Derbyshire's newest art sculpture trail set to launch
Derbyshire’s newest art sculpture trail is set to launch this week.
The Derby Ram Trail is a free sculpture trail which will see 30 decorated ram sculptures installed on Wednesday night outside key city landmarks, such as the new Museum of Making, Derby Cathedral and The Council House.
Organiser Derby Museums hopes the flock of decorated rams – set to stay in position until August 22 – will attract both local residents and visitors to explore the city.
Highlights include Bee Happy, designed by artists Rachael and Phillippa Corcutt to highlight the importance of bumblebees in Derby’s parks and gardens. It will be sited near Derby railway station.
Captain Stone, to be sited on Traffic Street, has been designed by Derby-born comic strip writer and artist Liam Sharp, who lives in California and works for DC Comics and Warner Brothers.
Tony Butler, Derby Museums executive director, says: “The trail offers something unique to all who visit Derby this summer and celebrates the artistic talent we have in this region.
“Our partner, Wild in Art, has created trails all across the globe, in cities such as Sydney and São Paulo, so I’m incredibly proud that this summer Derby will be home to a world-class sculpture trail too, and what better way to celebrate all things Derby than by seeing 30 huge rams in the most iconic parts of our city.

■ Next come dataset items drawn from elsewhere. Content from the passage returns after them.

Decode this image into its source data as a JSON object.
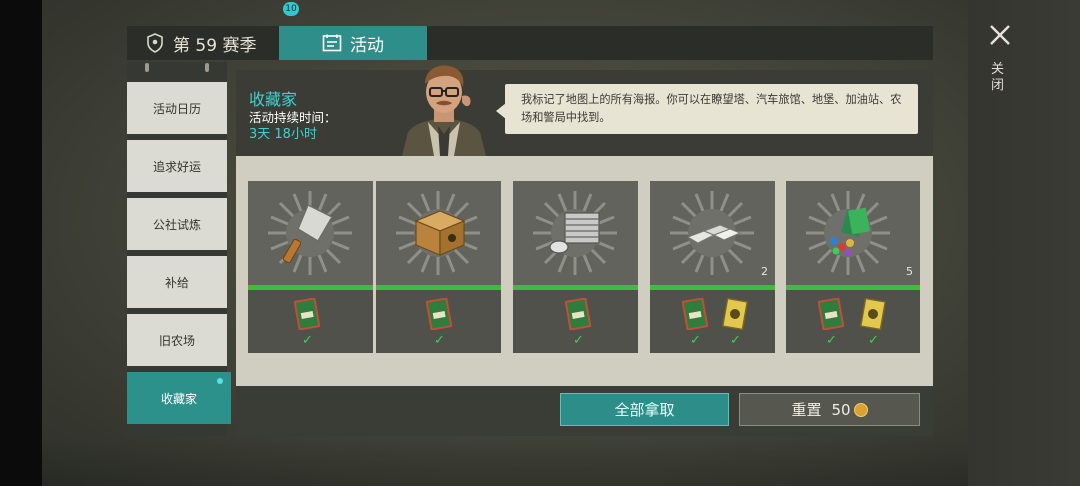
{
  "tabs": {
    "season_label": "第 59 赛季",
    "activity_label": "活动",
    "activity_badge": "10"
  },
  "sidebar": {
    "items": [
      {
        "label": "活动日历"
      },
      {
        "label": "追求好运"
      },
      {
        "label": "公社试炼"
      },
      {
        "label": "补给"
      },
      {
        "label": "旧农场"
      },
      {
        "label": "收藏家"
      }
    ],
    "active_index": 5
  },
  "event": {
    "title": "收藏家",
    "duration_label": "活动持续时间：",
    "duration_value": "3天 18小时",
    "npc_speech": "我标记了地图上的所有海报。你可以在瞭望塔、汽车旅馆、地堡、加油站、农场和警局中找到。"
  },
  "rewards": [
    {
      "item_icon": "cleaver-icon",
      "count": "",
      "conditions": [
        "green-poster-icon"
      ]
    },
    {
      "item_icon": "cardboard-box-icon",
      "count": "",
      "conditions": [
        "green-poster-icon"
      ]
    },
    {
      "item_icon": "engine-cylinder-icon",
      "count": "",
      "conditions": [
        "green-poster-icon"
      ]
    },
    {
      "item_icon": "metal-ingots-icon",
      "count": "2",
      "conditions": [
        "green-poster-icon",
        "yellow-poster-icon"
      ]
    },
    {
      "item_icon": "gems-and-cards-icon",
      "count": "5",
      "conditions": [
        "green-poster-icon",
        "yellow-poster-icon"
      ]
    }
  ],
  "actions": {
    "claim_all_label": "全部拿取",
    "reset_label": "重置",
    "reset_cost": "50"
  },
  "close": {
    "label": "关闭"
  },
  "colors": {
    "accent_teal": "#2d8e89",
    "highlight_cyan": "#3ed2d3",
    "progress_green": "#3bbf3b"
  }
}
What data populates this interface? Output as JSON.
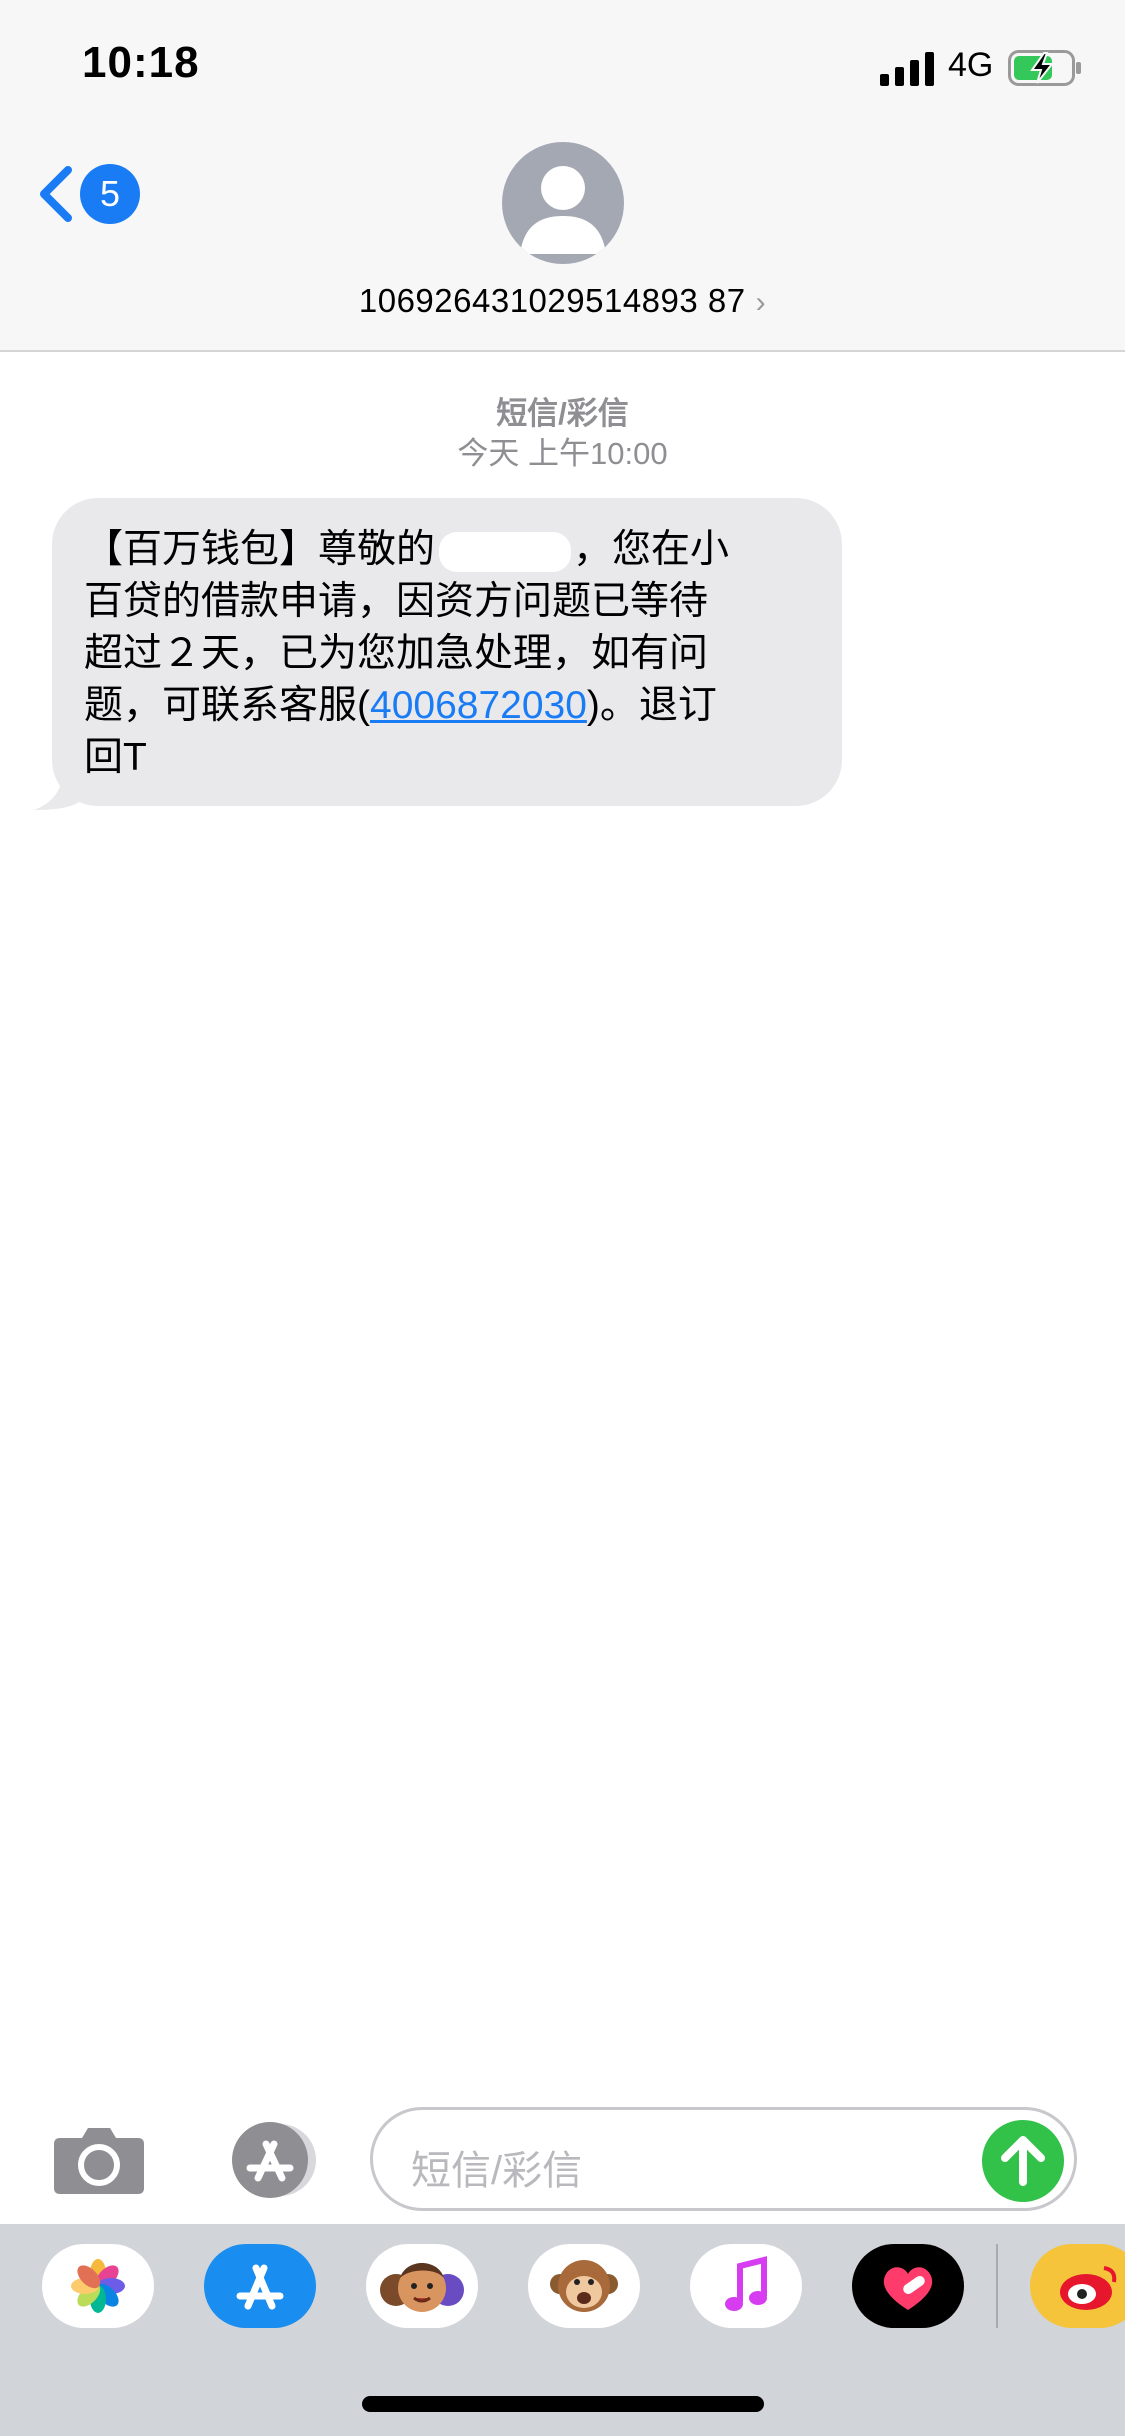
{
  "status_bar": {
    "time": "10:18",
    "network": "4G"
  },
  "nav": {
    "back_count": "5",
    "contact": "106926431029514893 87",
    "contact_chevron": "›"
  },
  "conversation": {
    "type": "短信/彩信",
    "timestamp": "今天 上午10:00"
  },
  "message": {
    "line1_pre": "【百万钱包】尊敬的",
    "line1_post": "，您在小",
    "line2": "百贷的借款申请，因资方问题已等待",
    "line3": "超过２天，已为您加急处理，如有问",
    "line4_pre": "题，可联系客服(",
    "phone": "4006872030",
    "line4_post": ")。退订",
    "line5": "回T"
  },
  "input": {
    "placeholder": "短信/彩信"
  },
  "app_strip": [
    {
      "name": "photos",
      "bg": "#ffffff"
    },
    {
      "name": "app-store",
      "bg": "#1a8df0"
    },
    {
      "name": "memoji",
      "bg": "#ffffff"
    },
    {
      "name": "animoji",
      "bg": "#ffffff"
    },
    {
      "name": "music",
      "bg": "#ffffff"
    },
    {
      "name": "digital-touch",
      "bg": "#000000"
    },
    {
      "name": "weibo",
      "bg": "#f5c43a"
    }
  ],
  "colors": {
    "accent": "#1a7cf5",
    "send": "#32c149",
    "bubble": "#e9e9eb"
  }
}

“Be ready for eye-catching colours, dramatic designs and magnificent murals.”
Rams based in mythical beast
Maps of the ram locations can be picked up from the Museum and Art Gallery on The Strand, or downloaded from derbyramtrail.org
The sculptures are based on the mythical Derby Ram from an 18th Century song, which, according to legend, was 10 yards high with enormous horns and a huge, flowing fleece.
Once the trail ends, all 30 rams will be brought together for the ‘Ram-union’ weekend, before they are auctioned off to raise money for Derby Museums’ endowment fund.
A similar art trail, of bears is set to take over the streets of Sheffield this summer.
It is hoped the Bears of Sheffield, based on the sculpture in Sheffield Botanical Gardens’ old bear pit, can repeat the success of the Herd of Sheffield in 2016, when elephant sculptures attracted about 175,000 visitors to the city and raised £610,000 for charity.